La France confirme son engagement après un nouveau mort

le 23 novembre 2008 à 13h30 , mis à jour le 23 novembre 2008 à 21h59

Michèle Alliot-Marie exclut tout retour des forces spéciales françaises après la mort, samedi, d'un soldat victime d'une mine au sud de Kaboul.

Combats en AfghanistanCombats en Afghanistan © TF1/LCI

La France va poursuivre son engagement en Afghanistan sous commandement de l'Otan, bien qu'elle ait perdu un nouveau soldat samedi dans ce pays, a déclaré dimanche Michèle Alliot-Marie. Elle a expliqué que la France devait y combattre le "terrorisme" qui y trouverait selon elle sa source. "Si vous voulez lutter dans notre territoire, vous êtes obligés de travailler à l'extérieur. Ce qu'il faut, c'est essayer d'aller chercher le terrorisme là où il prend naissance pour effectivement faire en sorte que nos concitoyens soient le mieux protégés possible", a-t-elle souligné sur Europe 1. La ministre de l'Intérieur a notamment exclu tout retour des forces spéciales françaises, retirées en 2006 d'Afghanistan, avant que Nicolas Sarkozy n'envoie des renforts d'unités classiques. Ce renforcement a été confirmé après une embuscade du 18 août, qui avait fait 10 morts et 21 blessés dans les rangs français à une cinquantaine de km à l'est de Kaboul.

Depuis l'intervention étrangère en 2001 en Afghanistan, le bilan des pertes françaises dans ce pays se monte désormais à 25 hommes. La dernière victime en date étant un soldat français tué samedi, pendant qu'un de ses camarades était blessé, lors de l'explosion de deux mines au sud de Kaboul. Après le décès de samedi, Nicolas Sarkozy a parlé de "piège meurtrier par engin explosif" et l'a donc attribué implicitement aux groupes islamistes ou afghans qui combattent la présence étrangère.

"Une vigilance est nécessaire sur notre territoire"
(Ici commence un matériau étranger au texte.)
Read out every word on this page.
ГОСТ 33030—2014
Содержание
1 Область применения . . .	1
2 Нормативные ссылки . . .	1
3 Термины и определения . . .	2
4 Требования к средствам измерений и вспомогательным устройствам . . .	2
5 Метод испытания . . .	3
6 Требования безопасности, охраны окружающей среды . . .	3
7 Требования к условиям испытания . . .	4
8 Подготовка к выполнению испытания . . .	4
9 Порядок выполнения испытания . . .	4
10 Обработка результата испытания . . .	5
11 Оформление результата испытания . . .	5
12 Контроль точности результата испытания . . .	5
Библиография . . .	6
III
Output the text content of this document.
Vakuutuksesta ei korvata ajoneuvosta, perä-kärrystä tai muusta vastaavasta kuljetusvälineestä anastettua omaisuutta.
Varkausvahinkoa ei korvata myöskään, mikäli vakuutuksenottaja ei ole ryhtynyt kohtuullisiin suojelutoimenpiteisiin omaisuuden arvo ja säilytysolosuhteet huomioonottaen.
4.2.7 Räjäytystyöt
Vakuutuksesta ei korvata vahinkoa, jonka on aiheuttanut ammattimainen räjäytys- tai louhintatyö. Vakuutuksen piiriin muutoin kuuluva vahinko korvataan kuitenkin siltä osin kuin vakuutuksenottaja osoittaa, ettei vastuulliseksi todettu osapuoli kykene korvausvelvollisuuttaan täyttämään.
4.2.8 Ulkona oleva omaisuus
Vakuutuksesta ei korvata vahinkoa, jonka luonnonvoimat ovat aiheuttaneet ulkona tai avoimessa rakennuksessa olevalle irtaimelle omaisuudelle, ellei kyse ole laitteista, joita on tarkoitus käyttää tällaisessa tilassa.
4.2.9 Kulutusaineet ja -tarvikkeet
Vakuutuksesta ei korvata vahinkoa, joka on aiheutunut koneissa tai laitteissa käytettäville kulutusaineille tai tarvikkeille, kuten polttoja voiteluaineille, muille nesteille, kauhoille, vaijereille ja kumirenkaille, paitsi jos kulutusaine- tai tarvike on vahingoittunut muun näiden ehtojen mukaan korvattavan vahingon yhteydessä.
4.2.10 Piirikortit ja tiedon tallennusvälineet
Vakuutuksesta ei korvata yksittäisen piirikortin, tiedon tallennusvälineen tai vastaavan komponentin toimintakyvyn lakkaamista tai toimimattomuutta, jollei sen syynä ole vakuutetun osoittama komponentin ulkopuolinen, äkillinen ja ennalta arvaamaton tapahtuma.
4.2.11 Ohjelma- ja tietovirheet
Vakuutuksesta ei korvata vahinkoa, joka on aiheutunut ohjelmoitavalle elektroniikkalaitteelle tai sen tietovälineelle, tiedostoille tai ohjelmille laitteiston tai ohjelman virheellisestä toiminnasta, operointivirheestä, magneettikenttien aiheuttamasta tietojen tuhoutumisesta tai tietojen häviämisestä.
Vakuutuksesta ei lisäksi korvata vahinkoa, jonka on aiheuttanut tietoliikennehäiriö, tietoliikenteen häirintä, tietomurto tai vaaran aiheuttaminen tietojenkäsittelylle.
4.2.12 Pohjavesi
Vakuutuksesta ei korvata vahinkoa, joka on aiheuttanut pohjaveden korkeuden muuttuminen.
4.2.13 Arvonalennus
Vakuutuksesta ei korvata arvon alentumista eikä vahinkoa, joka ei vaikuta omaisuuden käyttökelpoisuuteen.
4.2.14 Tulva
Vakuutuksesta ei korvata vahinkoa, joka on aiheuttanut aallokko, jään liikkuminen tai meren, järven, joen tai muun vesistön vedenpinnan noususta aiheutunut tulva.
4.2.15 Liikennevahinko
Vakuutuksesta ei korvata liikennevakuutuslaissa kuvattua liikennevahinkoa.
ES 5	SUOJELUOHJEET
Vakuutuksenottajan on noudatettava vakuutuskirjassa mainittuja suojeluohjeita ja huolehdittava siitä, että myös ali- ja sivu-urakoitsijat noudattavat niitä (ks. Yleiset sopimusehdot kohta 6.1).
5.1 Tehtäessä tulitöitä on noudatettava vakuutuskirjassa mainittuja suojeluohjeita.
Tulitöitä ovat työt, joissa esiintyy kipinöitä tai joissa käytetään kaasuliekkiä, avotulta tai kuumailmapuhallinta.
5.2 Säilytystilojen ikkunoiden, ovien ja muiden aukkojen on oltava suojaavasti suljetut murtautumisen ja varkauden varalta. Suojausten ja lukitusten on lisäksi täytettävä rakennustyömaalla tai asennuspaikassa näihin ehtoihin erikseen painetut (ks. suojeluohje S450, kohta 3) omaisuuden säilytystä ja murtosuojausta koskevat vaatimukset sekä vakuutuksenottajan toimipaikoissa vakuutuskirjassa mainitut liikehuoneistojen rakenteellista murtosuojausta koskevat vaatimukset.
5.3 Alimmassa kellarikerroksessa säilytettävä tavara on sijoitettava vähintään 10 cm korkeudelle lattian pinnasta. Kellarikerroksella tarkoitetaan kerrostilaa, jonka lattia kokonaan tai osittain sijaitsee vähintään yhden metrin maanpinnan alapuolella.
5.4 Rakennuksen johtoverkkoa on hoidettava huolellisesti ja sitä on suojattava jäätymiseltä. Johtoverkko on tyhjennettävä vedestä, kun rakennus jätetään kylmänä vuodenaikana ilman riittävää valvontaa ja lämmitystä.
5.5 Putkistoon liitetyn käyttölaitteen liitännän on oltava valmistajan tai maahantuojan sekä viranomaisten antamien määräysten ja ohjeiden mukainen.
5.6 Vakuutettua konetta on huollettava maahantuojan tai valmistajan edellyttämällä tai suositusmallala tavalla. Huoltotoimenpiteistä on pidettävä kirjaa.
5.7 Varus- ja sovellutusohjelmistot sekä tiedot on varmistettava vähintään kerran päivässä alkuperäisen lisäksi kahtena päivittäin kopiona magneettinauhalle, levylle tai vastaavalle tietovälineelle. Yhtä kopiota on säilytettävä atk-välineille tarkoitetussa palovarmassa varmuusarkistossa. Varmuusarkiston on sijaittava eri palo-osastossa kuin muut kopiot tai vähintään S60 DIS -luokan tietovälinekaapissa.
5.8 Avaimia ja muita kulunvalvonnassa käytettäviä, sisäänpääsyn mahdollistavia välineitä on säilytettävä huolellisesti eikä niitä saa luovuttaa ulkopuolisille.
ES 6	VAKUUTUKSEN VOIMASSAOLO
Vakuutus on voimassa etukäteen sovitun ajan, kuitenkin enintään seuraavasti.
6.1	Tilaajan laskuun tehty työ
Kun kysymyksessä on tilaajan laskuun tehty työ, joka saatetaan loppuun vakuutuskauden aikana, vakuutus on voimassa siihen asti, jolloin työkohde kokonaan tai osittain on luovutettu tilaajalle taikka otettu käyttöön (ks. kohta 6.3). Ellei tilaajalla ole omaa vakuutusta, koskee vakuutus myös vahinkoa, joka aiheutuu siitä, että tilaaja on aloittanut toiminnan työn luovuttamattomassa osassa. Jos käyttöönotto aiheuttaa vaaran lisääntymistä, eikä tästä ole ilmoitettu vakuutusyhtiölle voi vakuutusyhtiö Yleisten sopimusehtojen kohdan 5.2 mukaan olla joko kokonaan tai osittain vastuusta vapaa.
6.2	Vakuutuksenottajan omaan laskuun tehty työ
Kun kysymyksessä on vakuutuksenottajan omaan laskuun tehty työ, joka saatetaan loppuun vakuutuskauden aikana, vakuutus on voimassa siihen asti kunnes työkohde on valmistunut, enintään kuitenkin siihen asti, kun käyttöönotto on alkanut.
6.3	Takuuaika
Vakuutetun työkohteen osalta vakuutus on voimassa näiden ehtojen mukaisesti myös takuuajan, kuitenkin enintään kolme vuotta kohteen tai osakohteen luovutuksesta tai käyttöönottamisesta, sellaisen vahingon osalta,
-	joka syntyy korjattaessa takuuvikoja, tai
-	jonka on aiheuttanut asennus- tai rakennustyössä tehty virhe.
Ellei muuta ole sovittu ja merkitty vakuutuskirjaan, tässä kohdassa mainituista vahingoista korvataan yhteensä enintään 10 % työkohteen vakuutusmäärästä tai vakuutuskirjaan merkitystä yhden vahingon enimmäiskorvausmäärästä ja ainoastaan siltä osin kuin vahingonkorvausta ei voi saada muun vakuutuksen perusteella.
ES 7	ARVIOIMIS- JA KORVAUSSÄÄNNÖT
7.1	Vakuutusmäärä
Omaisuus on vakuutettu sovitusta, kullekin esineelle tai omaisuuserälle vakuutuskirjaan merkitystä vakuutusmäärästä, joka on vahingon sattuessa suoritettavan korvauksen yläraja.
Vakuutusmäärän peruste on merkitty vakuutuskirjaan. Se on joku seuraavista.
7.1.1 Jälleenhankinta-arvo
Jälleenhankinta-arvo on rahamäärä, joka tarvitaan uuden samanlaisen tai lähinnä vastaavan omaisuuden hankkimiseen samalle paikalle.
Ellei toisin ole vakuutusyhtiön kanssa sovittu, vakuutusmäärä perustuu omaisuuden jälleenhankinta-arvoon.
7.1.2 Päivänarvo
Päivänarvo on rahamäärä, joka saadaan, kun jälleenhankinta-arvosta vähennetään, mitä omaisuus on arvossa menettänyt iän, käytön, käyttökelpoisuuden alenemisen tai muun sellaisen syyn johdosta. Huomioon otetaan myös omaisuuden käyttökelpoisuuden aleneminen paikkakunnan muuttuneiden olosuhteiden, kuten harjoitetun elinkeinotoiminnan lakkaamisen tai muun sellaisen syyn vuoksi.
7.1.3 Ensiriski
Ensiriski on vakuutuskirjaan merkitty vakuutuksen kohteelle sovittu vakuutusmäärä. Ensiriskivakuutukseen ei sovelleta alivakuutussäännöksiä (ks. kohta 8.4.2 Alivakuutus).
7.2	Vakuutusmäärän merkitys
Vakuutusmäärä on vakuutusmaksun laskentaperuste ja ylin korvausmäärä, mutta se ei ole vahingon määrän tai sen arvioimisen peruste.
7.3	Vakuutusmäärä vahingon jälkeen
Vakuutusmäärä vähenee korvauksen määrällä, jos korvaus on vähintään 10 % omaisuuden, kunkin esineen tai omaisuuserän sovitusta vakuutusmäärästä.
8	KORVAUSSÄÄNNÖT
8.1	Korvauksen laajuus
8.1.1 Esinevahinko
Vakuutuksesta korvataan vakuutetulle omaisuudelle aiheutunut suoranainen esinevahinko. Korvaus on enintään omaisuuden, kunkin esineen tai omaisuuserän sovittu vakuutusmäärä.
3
Michèle Alliot-Marie est par ailleurs revenue dimanche sur les menaces formulées par des talibans contre la France, dans un enregistrement vidéo non daté diffusé mi-novembre. Dans l'enregistrement, un commandant des talibans présenté comme le mollah Farouq déclarait : "Nous avons tué dix soldats français aujourd'hui pour adresser un message aux Français afin qu'ils corrigent leurs erreurs et se retirent d'Afghanistan. S'ils ne le font pas, ils entendront notre réponse à Paris". Des menaces qui, selon la ministre de l'Intérieur, ne visaient pas véritablement le territoire français. Elle a fait remarquer ce dimanche sur Europe 1 que la nébuleuse islamiste diffusait régulièrement ce type de communiqués et que la formulation n'évoquait pas explicitement l'hypothèse d'attentats sur le territoire français.

"Dans le message, il semble que, beaucoup plus, ce qui a été dit c'est que les talibans allaient attaquer les forces françaises en Afghanistan et qu'on en entendrait parler jusqu'en France", a-t-elle dit. "En revanche, ce qui est vrai c'est que notre pays est menacé par le terrorisme, il n'est pas plus menacé que d'autres pays, il ne l'est pas moins (...) c'est la raison pour laquelle une vigilance est nécessaire sur notre territoire", a-t-elle ajouté. De son côté, le ministre des Affaires étrangères Bernard Kouchner a estimé dimanche qu'en Afghanistan, "la solution ne peut pas être que militaire". "Personne n'a jamais dompté l'Afghanistan, ni les Anglais, ni Alexandre", a-t-il déclaré au cours de l'émission Internationales de Radio France Internationale, TV5 Monde et le journal Le Monde.